To say William Henry Harrison experienced a very distinct presidency would constitute something of an understatement.

William Henry Harrison.

At 68 years, 23 days, he became America’s oldest president when sworn in on March 4, 1841. That record lasted until Donald Trump took office at 70, 220 days in in January 2017, followed by Joe Biden at 78 years, 61 days in January of this year.

In fact, it took Harrison just over a month into his presidency to add three more distinctions as well: The shortest reign of any U.S. president in U.S. history, the first to die while president, and it allowed vice president John Tyler to become nation’s first by-default president.

Harrison, contracted pneumonia and died in only his 32nd day in office, on April 4, 1841, or 180 years ago today.

Born in 1773, Harrison studied medicine before joining the Army in 1791. He spent eight years fighting campaigns to open up settlements in what then was considered the American Northwest, but is now Ohio, Indiana and Illinois. In 1798, he became the Secretary of the Northwest Territory and later the governor of the Indiana Territory bolstering westward movement.

John Tyler.

In 1840, Harrison became the Whig Party’s presidential nominee, pairing with ice-presidential candidate John Tyler. They defeated Democratic incumbents Martin van Buren and Vice-President Richard M. Johnson by portraying Van Buren as a champagne-sipping aristocrat who was out of touch with the common man. The Whigs, meanwhile, promoted Harrison – who actually came from the Virginia plantation aristocracy – as the hard cider-drinking, log cabin-living man of the people, and it worked.

While Harrison won by fewer than 150,000 votes, he swept the Electoral College by a vote of 234-60 to become the nation’s ninth president.

Harrison’s sudden death after just 32 days produced one of the U.S. Constitution’s great early dilemmas.

Article II, Section I read: “In Case of the Removal of the President from Office, or of his Death, Resignation, or Inability to discharge the Powers and Duties of the said Office, the Same shall devolve on the Vice President.”

It failed to directly address whether the vice president would become the president or, in effect, acting president upon a president’s death. Therefore, did it mean Tyler automatically ascended to become the 10th U.S. president? Or was he simply a placeholder until the next election?
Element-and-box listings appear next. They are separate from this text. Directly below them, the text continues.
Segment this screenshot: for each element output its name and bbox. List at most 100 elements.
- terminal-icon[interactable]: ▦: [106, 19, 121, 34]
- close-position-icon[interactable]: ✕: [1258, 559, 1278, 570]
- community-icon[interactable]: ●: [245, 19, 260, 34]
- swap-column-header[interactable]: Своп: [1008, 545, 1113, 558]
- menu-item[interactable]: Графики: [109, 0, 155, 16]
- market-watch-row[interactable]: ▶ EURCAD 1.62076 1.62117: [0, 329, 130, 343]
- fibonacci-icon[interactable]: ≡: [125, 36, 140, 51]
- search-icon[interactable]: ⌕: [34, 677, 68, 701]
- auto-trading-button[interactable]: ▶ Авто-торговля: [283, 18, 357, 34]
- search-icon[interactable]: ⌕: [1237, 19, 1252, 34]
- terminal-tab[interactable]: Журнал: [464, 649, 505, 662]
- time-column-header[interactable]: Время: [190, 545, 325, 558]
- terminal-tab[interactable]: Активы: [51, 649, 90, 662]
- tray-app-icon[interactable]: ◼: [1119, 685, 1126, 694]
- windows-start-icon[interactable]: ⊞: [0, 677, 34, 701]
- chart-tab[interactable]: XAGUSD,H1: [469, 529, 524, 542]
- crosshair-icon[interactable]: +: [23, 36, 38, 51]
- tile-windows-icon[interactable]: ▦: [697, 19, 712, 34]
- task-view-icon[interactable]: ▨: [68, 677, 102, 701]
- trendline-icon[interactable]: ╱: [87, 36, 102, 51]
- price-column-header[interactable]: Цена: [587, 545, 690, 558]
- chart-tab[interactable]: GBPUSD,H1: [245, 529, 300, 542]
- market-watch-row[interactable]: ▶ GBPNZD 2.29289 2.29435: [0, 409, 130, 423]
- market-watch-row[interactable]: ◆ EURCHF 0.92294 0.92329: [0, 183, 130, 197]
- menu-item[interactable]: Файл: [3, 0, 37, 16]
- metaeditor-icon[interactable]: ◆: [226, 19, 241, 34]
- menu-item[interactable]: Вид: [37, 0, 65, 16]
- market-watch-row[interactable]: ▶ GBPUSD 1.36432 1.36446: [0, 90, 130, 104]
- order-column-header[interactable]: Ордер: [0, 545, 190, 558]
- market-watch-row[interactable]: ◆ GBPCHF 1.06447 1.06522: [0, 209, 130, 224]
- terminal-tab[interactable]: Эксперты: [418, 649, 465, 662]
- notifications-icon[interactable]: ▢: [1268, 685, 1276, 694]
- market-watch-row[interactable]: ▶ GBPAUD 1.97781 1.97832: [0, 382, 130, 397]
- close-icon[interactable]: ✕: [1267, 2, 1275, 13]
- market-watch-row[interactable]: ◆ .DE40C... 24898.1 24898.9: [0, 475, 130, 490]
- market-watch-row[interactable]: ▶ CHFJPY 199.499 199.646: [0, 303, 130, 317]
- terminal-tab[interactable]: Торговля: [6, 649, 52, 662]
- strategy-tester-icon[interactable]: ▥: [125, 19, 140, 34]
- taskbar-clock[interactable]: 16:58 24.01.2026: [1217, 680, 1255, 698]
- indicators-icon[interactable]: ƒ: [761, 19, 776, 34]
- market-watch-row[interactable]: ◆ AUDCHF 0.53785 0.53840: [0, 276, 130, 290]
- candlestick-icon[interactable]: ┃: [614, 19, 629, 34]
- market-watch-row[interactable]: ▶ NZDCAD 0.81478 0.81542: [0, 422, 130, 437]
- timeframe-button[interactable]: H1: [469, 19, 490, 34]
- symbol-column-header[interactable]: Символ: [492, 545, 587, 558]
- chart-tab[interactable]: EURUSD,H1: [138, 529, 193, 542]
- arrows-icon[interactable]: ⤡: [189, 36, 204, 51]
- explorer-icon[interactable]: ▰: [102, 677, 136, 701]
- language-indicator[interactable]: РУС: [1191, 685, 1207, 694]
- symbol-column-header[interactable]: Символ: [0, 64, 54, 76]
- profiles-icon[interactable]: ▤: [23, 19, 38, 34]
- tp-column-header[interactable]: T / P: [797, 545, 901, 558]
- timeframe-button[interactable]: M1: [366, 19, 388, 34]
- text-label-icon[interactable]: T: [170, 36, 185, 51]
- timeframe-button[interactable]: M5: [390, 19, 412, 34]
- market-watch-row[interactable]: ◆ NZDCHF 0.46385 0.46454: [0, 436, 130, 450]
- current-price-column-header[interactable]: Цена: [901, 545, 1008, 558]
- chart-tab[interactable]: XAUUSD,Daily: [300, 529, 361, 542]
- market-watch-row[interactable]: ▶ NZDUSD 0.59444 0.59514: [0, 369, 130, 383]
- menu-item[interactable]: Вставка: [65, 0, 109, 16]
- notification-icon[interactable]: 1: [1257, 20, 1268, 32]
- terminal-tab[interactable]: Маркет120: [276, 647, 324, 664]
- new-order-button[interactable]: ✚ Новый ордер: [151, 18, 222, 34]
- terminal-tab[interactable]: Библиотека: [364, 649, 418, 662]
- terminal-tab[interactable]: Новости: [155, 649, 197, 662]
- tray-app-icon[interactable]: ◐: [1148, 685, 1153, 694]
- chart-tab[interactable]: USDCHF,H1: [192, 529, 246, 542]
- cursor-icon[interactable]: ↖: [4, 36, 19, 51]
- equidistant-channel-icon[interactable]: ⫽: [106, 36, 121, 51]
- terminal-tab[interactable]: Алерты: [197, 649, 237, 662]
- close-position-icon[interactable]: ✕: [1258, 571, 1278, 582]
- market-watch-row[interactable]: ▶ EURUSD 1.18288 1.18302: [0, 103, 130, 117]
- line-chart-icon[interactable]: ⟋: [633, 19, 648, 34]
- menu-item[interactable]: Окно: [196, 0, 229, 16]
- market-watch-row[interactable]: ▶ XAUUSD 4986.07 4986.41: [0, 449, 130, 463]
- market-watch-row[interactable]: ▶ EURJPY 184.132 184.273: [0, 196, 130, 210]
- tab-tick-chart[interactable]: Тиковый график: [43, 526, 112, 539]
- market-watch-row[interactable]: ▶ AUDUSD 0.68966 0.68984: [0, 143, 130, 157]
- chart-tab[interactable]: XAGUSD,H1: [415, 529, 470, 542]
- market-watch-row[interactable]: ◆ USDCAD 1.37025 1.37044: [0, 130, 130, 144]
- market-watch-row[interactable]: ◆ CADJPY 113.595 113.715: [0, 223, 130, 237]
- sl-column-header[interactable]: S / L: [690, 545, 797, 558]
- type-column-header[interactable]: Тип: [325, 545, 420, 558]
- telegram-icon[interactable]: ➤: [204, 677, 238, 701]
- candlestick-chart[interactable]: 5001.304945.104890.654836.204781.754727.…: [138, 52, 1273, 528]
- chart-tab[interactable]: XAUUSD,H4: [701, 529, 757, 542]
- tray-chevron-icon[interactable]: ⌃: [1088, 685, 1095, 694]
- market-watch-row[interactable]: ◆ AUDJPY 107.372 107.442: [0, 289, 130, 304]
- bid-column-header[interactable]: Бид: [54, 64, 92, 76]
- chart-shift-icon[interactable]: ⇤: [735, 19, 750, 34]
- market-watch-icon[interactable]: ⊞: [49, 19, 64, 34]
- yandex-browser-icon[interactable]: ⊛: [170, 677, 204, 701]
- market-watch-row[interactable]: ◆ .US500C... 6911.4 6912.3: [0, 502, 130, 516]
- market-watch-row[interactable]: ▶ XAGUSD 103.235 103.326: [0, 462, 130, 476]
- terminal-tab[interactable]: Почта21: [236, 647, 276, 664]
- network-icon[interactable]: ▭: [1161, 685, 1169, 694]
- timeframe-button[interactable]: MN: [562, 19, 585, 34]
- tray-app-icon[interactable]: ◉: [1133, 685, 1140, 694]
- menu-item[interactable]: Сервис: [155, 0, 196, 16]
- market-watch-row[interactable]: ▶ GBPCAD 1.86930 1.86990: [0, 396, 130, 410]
John Quincy Adams, the nation’s sixth president, argued the latter and dubbed Tyler “His Accidency.”

Tyler took it upon himself to settle the issue by proclaiming himself president and moving into the White House.

Congress addressed succession in the 20th Amendment ratified January 23, 1933, the 22nd Amendment on February 27, 1951, and finally with the 25th Amendment on February 10, 1967.

Indeed, though William Henry Harrison might have spent just 32 days in office, his presidency set off a debate it took Congress 126 more years to finally resolve.